Muitas pessoas questionam quando, num sábado à 11 horas da noite, tenho que voltar para casa quando a galera toda vai para a festa:
– Por que vai embora?
E eu respondo:
– Amanhã eu treino!
– Ah é? Você é jogador de futebol?, perguntam eles.
– Eu não jogo futebol, sou ciclista.
O efeito da resposta pode ser notado claramente no olhar e no rosto daqueles que perguntam. Uns expressam seu assombro: ciclista? Outros ficam calados. Outros riem.
A bicicleta é esse cacareco que o mundo todo usou alguma vez; pelo qual se tem predileção quando se é pequeno, porque te faz sentir livre, feliz, rápido, intrépido, porque sente que o ar esfrega cada parte do teu ser, porque te faz voar acima do chão.
Esse objeto de prazer infantil, hoje se torna o mais fiel instrumento para a glória, passando pelo inferno prévio, o que te acompanha nesse esporte tão duro e extenuante que te faz perder a consciência, por o coração a 220 pulsações.
Num esporte tão duro, desesperante, é preciso ser paciente e ter sangue frio. Além disso, tem que ter cabeça, inteligência, não só pernas. A cabeça faz falta não só para abrigar o capacete, mas também para permitir ver uma fuga, imaginar uma louca estratégia que te leve ao sucesso, ver as quedas e pontos fracos do oponente, enquanto escala por uma subida a 200 pulsações por minuto.
Um esporte que é um estilo, uma forma de vida. Acho o esporte de mais orgulho pessoal, onde só o próprio esforço do teu corpo te faz ser capaz de percorrer muitos quilômetros; onde cada treinamento é uma superação pessoal; onde cada dia que pegas a magrela, carregas a sacola da tua vida com um episódio novo.

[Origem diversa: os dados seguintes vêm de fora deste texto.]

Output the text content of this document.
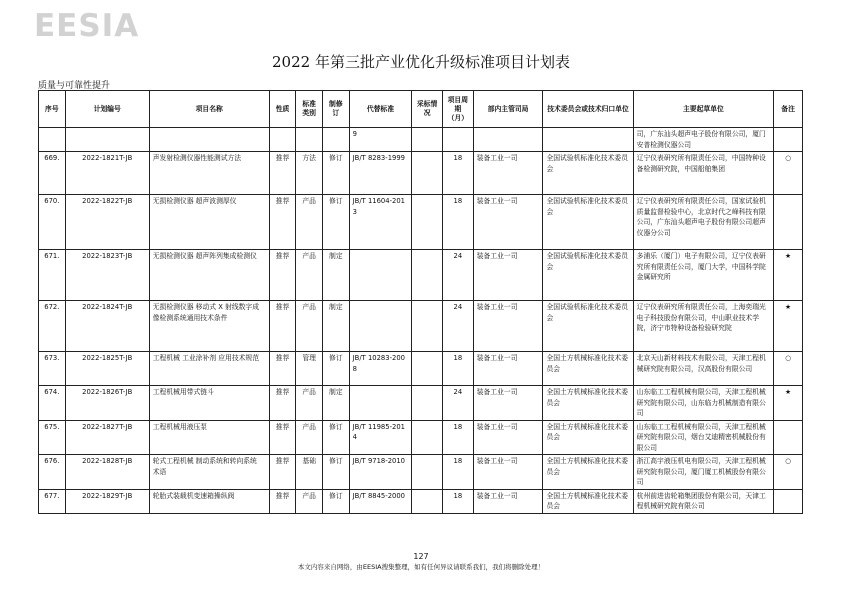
EESIA
2022 年第三批产业优化升级标准项目计划表
质量与可靠性提升
序号	计划编号	项目名称	性质	标准类别	制修订	代替标准	采标情况	项目周期（月）	部内主管司局	技术委员会或技术归口单位	主要起草单位	备注
						9					司，广东汕头超声电子股份有限公司，厦门安普检测仪器公司	
669.	2022-1821T-JB	声发射检测仪器性能测试方法	推荐	方法	修订	JB/T 8283-1999		18	装备工业一司	全国试验机标准化技术委员会	辽宁仪表研究所有限责任公司，中国特种设备检测研究院，中国船舶集团	○
670.	2022-1822T-JB	无损检测仪器 超声波测厚仪	推荐	产品	修订	JB/T 11604-2013		18	装备工业一司	全国试验机标准化技术委员会	辽宁仪表研究所有限责任公司，国家试验机质量监督检验中心，北京时代之峰科技有限公司，广东汕头超声电子股份有限公司超声仪器分公司	
671.	2022-1823T-JB	无损检测仪器 超声阵列集成检测仪	推荐	产品	制定			24	装备工业一司	全国试验机标准化技术委员会	多浦乐（厦门）电子有限公司，辽宁仪表研究所有限责任公司，厦门大学，中国科学院金属研究所	★
672.	2022-1824T-JB	无损检测仪器 移动式 X 射线数字成像检测系统通用技术条件	推荐	产品	制定			24	装备工业一司	全国试验机标准化技术委员会	辽宁仪表研究所有限责任公司，上海奕瑞光电子科技股份有限公司，中山职业技术学院，济宁市特种设备检验研究院	★
673.	2022-1825T-JB	工程机械 工业涂补剂 应用技术规范	推荐	管理	修订	JB/T 10283-2008		18	装备工业一司	全国土方机械标准化技术委员会	北京天山新材料技术有限公司，天津工程机械研究院有限公司，汉高股份有限公司	○
674.	2022-1826T-JB	工程机械用带式链斗	推荐	产品	制定			24	装备工业一司	全国土方机械标准化技术委员会	山东临工工程机械有限公司，天津工程机械研究院有限公司，山东临力机械制造有限公司	★
675.	2022-1827T-JB	工程机械用液压泵	推荐	产品	修订	JB/T 11985-2014		18	装备工业一司	全国土方机械标准化技术委员会	山东临工工程机械有限公司，天津工程机械研究院有限公司，烟台艾迪精密机械股份有限公司	
676.	2022-1828T-JB	轮式工程机械 制动系统和转向系统 术语	推荐	基础	修订	JB/T 9718-2010		18	装备工业一司	全国土方机械标准化技术委员会	浙江高宇液压机电有限公司，天津工程机械研究院有限公司，厦门厦工机械股份有限公司	○
677.	2022-1829T-JB	轮胎式装载机变速箱操纵阀	推荐	产品	修订	JB/T 8845-2000		18	装备工业一司	全国土方机械标准化技术委员会	杭州前进齿轮箱集团股份有限公司，天津工程机械研究院有限公司	
127
本文内容来自网络，由EESIA搜集整理，如有任何异议请联系我们，我们将删除处理！
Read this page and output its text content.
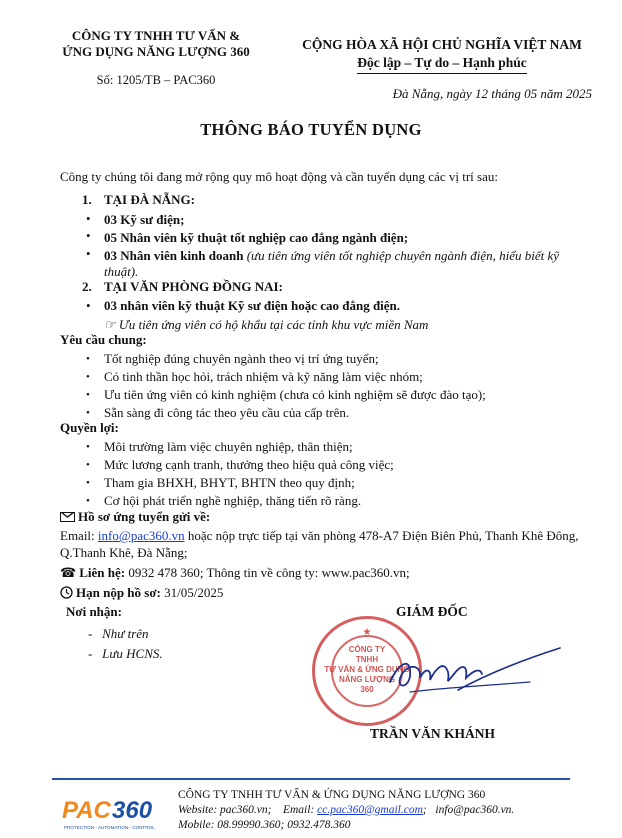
CÔNG TY TNHH TƯ VẤN &
ỨNG DỤNG NĂNG LƯỢNG 360
Số: 1205/TB – PAC360
CỘNG HÒA XÃ HỘI CHỦ NGHĨA VIỆT NAM
Độc lập – Tự do – Hạnh phúc
Đà Nẵng, ngày 12 tháng 05 năm 2025
THÔNG BÁO TUYỂN DỤNG
Công ty chúng tôi đang mở rộng quy mô hoạt động và cần tuyển dụng các vị trí sau:
1. TẠI ĐÀ NẴNG:
• 03 Kỹ sư điện;
• 05 Nhân viên kỹ thuật tốt nghiệp cao đẳng ngành điện;
• 03 Nhân viên kinh doanh (ưu tiên ứng viên tốt nghiệp chuyên ngành điện, hiểu biết kỹ thuật).
2. TẠI VĂN PHÒNG ĐỒNG NAI:
• 03 nhân viên kỹ thuật Kỹ sư điện hoặc cao đẳng điện.
☞ Ưu tiên ứng viên có hộ khẩu tại các tỉnh khu vực miền Nam
Yêu cầu chung:
• Tốt nghiệp đúng chuyên ngành theo vị trí ứng tuyển;
• Có tinh thần học hỏi, trách nhiệm và kỹ năng làm việc nhóm;
• Ưu tiên ứng viên có kinh nghiệm (chưa có kinh nghiệm sẽ được đào tạo);
• Sẵn sàng đi công tác theo yêu cầu của cấp trên.
Quyền lợi:
• Môi trường làm việc chuyên nghiệp, thân thiện;
• Mức lương cạnh tranh, thưởng theo hiệu quả công việc;
• Tham gia BHXH, BHYT, BHTN theo quy định;
• Cơ hội phát triển nghề nghiệp, thăng tiến rõ ràng.
Hồ sơ ứng tuyển gửi về:
Email: info@pac360.vn hoặc nộp trực tiếp tại văn phòng 478-A7 Điện Biên Phủ, Thanh Khê Đông, Q.Thanh Khê, Đà Nẵng;
☎ Liên hệ: 0932 478 360; Thông tin về công ty: www.pac360.vn;
Hạn nộp hồ sơ: 31/05/2025
Nơi nhận:
-   Như trên
-   Lưu HCNS.
GIÁM ĐỐC
★
CÔNG TY
TNHH
TƯ VẤN & ỨNG DỤNG
NĂNG LƯỢNG
360
TRẦN VĂN KHÁNH
PAC 360
PROTECTION - AUTOMATION - CONTROL
CÔNG TY TNHH TƯ VẤN & ỨNG DỤNG NĂNG LƯỢNG 360
Website: pac360.vn; Email: cc.pac360@gmail.com;   info@pac360.vn.
Mobile: 08.99990.360; 0932.478.360
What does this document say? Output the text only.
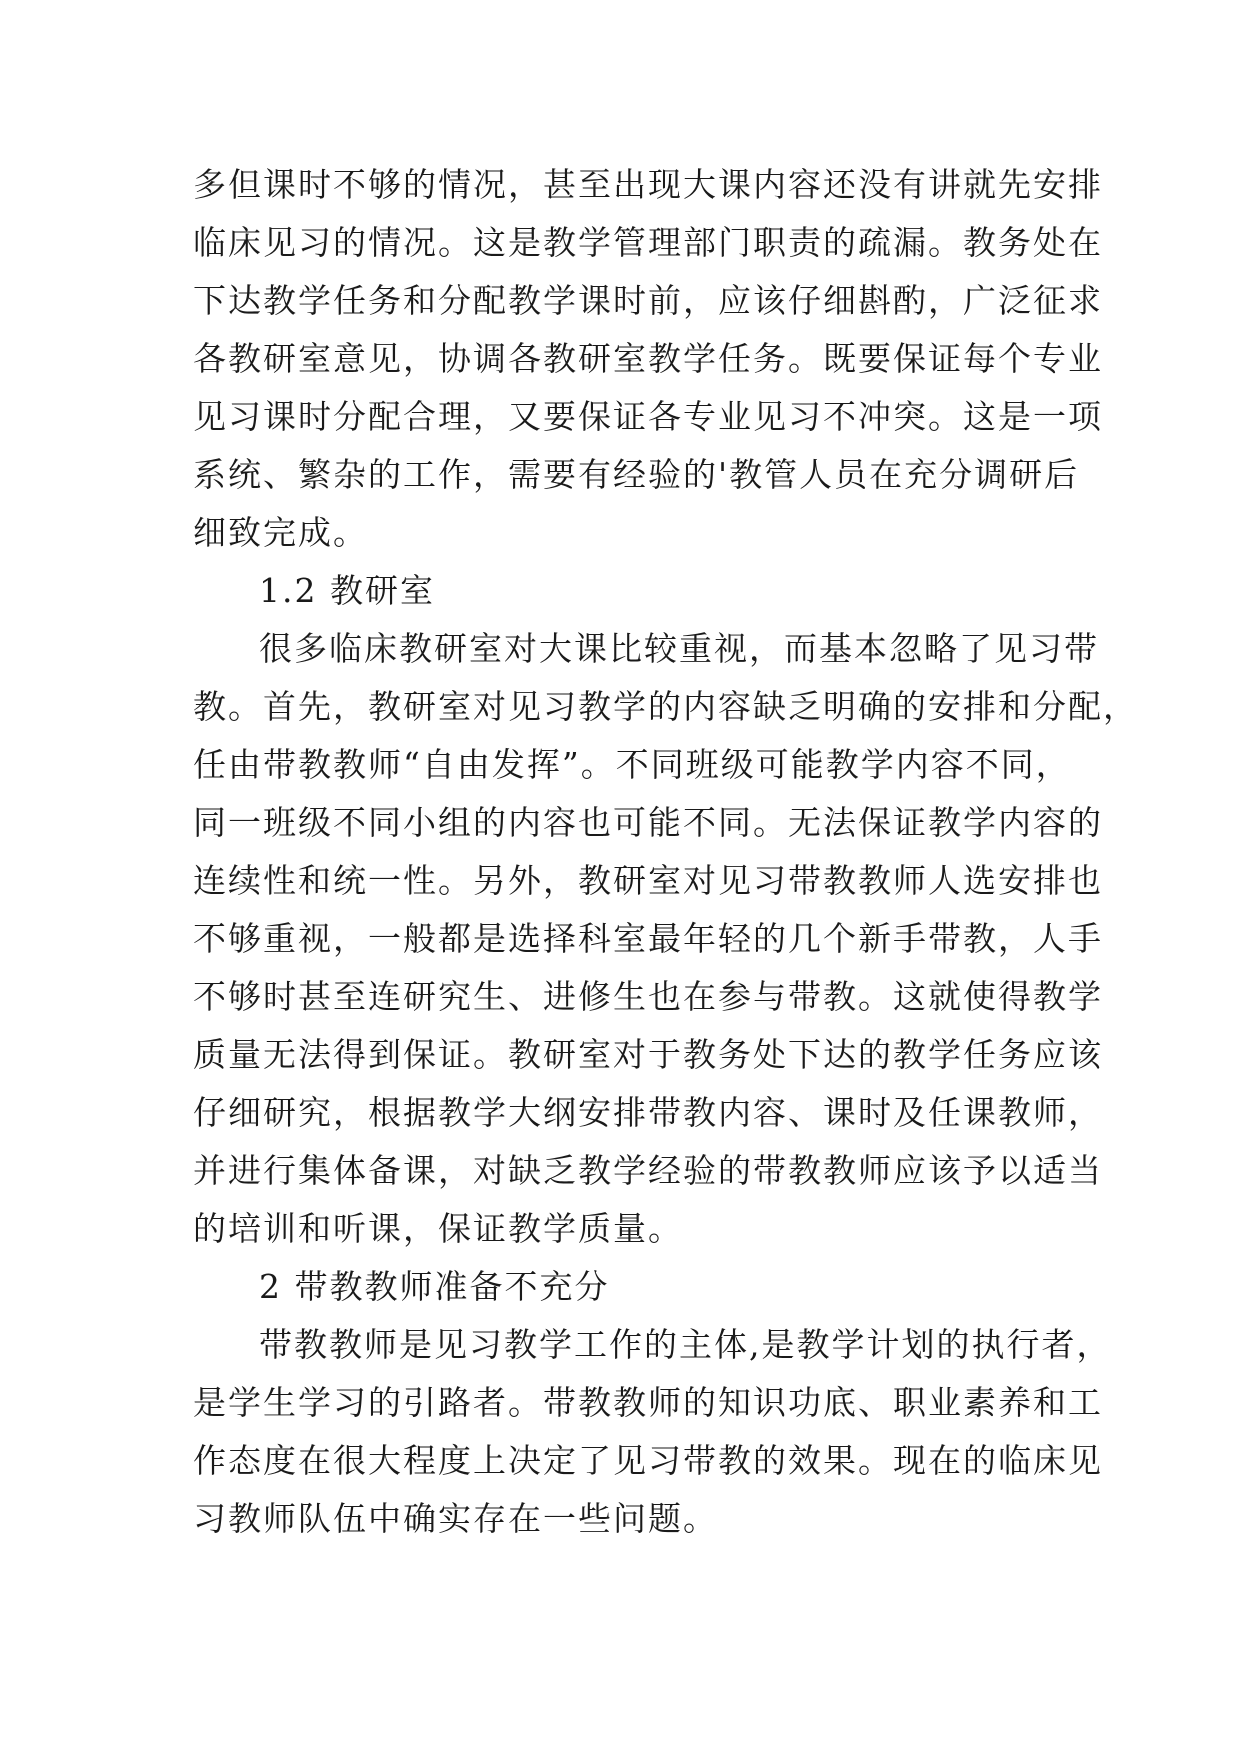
多但课时不够的情况，甚至出现大课内容还没有讲就先安排
临床见习的情况。这是教学管理部门职责的疏漏。教务处在
下达教学任务和分配教学课时前，应该仔细斟酌，广泛征求
各教研室意见，协调各教研室教学任务。既要保证每个专业
见习课时分配合理，又要保证各专业见习不冲突。这是一项
系统、繁杂的工作，需要有经验的'教管人员在充分调研后
细致完成。
1.2 教研室
很多临床教研室对大课比较重视，而基本忽略了见习带
教。首先，教研室对见习教学的内容缺乏明确的安排和分配，
任由带教教师“自由发挥”。不同班级可能教学内容不同，
同一班级不同小组的内容也可能不同。无法保证教学内容的
连续性和统一性。另外，教研室对见习带教教师人选安排也
不够重视，一般都是选择科室最年轻的几个新手带教，人手
不够时甚至连研究生、进修生也在参与带教。这就使得教学
质量无法得到保证。教研室对于教务处下达的教学任务应该
仔细研究，根据教学大纲安排带教内容、课时及任课教师，
并进行集体备课，对缺乏教学经验的带教教师应该予以适当
的培训和听课，保证教学质量。
2 带教教师准备不充分
带教教师是见习教学工作的主体,是教学计划的执行者，
是学生学习的引路者。带教教师的知识功底、职业素养和工
作态度在很大程度上决定了见习带教的效果。现在的临床见
习教师队伍中确实存在一些问题。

É um esporte que te faz brilhar, que te faz chegar ao ponto mais alto, só você… Onde por muito que tenha, não é ninguém se não é bom, se não tem classe, se não tem raça, se não tem coragem.
Um esporte onde tem que ser especial, tem que ser de outra categoria, pois bom ciclista não pode ser uma pessoa qualquer.
Não é qualquer um que acorda, no domingo com chuva, às 5 da manhã, para ir a uma corrida a mais de 100 km de casa! Porque é um esporte tão duro, que as quedas fazem parte do nosso dia a dia.
Onde as clavículas, pontos de sutura, aranhões e joelhos esmagados são o pão de cada dia. É o amor pelo esporte, pela bici, pelo sacrifício que te faz tocar o céu, com montanhas de mais de 2000 metros, com caminhos que só 3 mais conhecem, com subidas onde nem um carro consegue chegar, mas um homem, com seu sacrifício, aguenta, enquanto pensa “sou o melhor”, “vou vencer, vamos lá”.
É esse esporte que te faz emocionar qualquer um: quando chega ao ponto mais alto. Quando treinas a 5 graus, ou quando voltas para casa, à noite, molhado e com muito frio. Quando pedala longe de casa só para ver uma paisagem. Quando fica esmagado. Quando corre até com dor no ombro. Quando sentes a emoção das pessoas torcendo por você. Quando tens uma ilusão. Quando cada dia que estás na bici, tens orgulho, te faz crescer como pessoa, amadurecer. A bicicleta te deixa pensar nos problemas e olhar as coisas de outra maneira, porque o esporte forma o caráter. Por isso você é “de outra categoria”, você é ciclista.
O reconhecimento, as medalhas e o dinheiro são sempre iguais. Só caminhos, um par de amigos, e nossas bicicletas. Há de ser muito homem para descer, a 70km/h, em um caminho molhado pela chuva, sabendo que do solo, estamos acima de duas rodas tão finas como moedas.
Por isso pode se sentir o orgulho de representar um país, uma região, uma turma de amigos. Porque todo aquele que tenha a vontade de andar de bicicleta, seja profissional, amador ou bem “domingueiro”, merece admiração. Porque quando vai de bici é maior. Porque quando vences a vontade de ir para casa pensando: “isto não é para mim”, “eu não sirvo para isso”, vence a mediocridade. Mas ali se vê quem é para valer e quem não é: quem atira a toalha e vai para casa, ou quem aguenta, sofre e segue até que o pulsômetro diga “pare”!
Por que o faz? Porque você é ciclista. Porque o único oponente é você mesmo. Porque sempre vai ser assim, até a morte. Porque você é um esportista dos pés à cabeça. Porque é um sofredor nato, e tem valor!